Even though Pelonomi Venson-Moitoi has agreed to meet with Mokgweetsi Masisi, her team is not backing down from opposing the president and his supporters.
The Monitor is reliably informed that Members of Parliament and others in support of Venson-Moitoi, dubbed New Jerusalem, have vowed to keep on fighting.
Following his victory after Venson-Moitoi withdrew from the race, Masisi moved to call for peace and proposed that the former contenders tour the country together to unite party members.
However, Venson-Moitoi’s team is in a fit of pique and is nowhere near ready to sit around the campfire, hold hands and sing Kumbaya with Masisi and his supporters.
On Friday, Venson-Moitoi had turned down a visitation request from Masisi to the New Jerusalem camp. Masisi had sent Peter Magosi, who was less spy chief and more his man, to New Jerusalem on Friday in Kang, to speak with Venson-Moitoi about the president addressing her supporters before the commencement of the congress.
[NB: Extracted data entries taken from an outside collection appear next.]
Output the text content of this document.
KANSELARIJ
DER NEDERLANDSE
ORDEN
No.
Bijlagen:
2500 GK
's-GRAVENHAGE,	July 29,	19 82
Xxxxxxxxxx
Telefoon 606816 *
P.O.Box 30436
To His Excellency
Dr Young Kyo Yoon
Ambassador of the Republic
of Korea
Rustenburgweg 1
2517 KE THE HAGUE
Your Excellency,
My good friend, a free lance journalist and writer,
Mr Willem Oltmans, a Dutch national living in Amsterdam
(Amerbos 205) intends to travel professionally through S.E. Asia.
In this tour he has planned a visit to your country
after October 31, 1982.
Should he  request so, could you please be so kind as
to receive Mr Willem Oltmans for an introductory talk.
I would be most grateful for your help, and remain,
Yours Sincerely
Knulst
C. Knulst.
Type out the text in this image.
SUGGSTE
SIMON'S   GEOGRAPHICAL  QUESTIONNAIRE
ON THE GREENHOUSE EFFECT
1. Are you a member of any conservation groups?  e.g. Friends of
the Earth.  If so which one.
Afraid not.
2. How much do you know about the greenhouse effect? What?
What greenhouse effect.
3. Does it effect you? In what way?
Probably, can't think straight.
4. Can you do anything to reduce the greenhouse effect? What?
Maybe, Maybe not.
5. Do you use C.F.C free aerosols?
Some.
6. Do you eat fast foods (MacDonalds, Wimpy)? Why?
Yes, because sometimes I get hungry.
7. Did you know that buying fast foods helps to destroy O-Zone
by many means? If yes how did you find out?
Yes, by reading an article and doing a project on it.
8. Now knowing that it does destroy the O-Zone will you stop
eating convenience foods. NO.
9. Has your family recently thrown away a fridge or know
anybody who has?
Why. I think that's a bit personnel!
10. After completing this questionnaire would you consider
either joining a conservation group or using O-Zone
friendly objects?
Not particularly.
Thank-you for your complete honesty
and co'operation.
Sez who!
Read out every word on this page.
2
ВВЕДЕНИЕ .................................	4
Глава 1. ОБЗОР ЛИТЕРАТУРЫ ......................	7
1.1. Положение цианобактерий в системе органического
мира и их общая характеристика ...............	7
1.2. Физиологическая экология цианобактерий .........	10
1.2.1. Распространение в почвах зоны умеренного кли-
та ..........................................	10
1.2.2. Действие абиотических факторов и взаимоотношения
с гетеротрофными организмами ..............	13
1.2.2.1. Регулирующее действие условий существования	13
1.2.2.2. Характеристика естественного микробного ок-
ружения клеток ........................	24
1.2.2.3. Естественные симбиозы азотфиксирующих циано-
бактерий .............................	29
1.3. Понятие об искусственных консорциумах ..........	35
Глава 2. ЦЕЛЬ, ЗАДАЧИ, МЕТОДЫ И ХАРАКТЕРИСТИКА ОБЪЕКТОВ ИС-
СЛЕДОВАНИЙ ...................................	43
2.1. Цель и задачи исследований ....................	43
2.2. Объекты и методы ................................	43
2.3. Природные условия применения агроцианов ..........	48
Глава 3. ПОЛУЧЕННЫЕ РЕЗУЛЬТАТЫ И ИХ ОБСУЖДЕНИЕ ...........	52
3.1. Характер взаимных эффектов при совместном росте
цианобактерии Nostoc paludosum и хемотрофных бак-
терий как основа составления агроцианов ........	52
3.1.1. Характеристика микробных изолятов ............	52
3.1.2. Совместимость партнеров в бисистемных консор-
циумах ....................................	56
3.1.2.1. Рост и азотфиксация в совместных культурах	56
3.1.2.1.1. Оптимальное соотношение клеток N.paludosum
The visit failed after her supporters did not guarantee security to the president. This left Masisi with no option, but to hurry past their sorry-looking camp.
“They [New Jerusalem] held a meeting on Friday and had talks on what could be their next move. They are particularly worried that some (Venson-Moitoi supporters) could be dropped from Cabinet and some suspended from the party,” a source said.
“They have since agreed that it was acceptable for Venson-Moitoi to meet with Masisi.
However, they instructed her not to make any decisions but to just listen to him.”
The team believes that after several summons to disciplinary hearings of their members, there is a high possibility that the party would persecute them.
They apparently said they would rather run as independents than sit back after their presidential candidate was forced out of the race unfairly. The team is of the view that the High Court ruled unfairly and wants Venson-Moitoi to appeal her case.
When addressing the media on Friday, Venson-Moitoi was mum on her next move. She only expressed shock that even the courts of law were entertaining the hanging question of her citizenship instead of addressing the case she filed.
Her lawyer, Dick Bayford told The Monitor that they were to meet over the issue to discuss whether they appeal the case or not. The Serowe South legislator would not comment on the issue of appealing her case stating that it was between lawyer and client.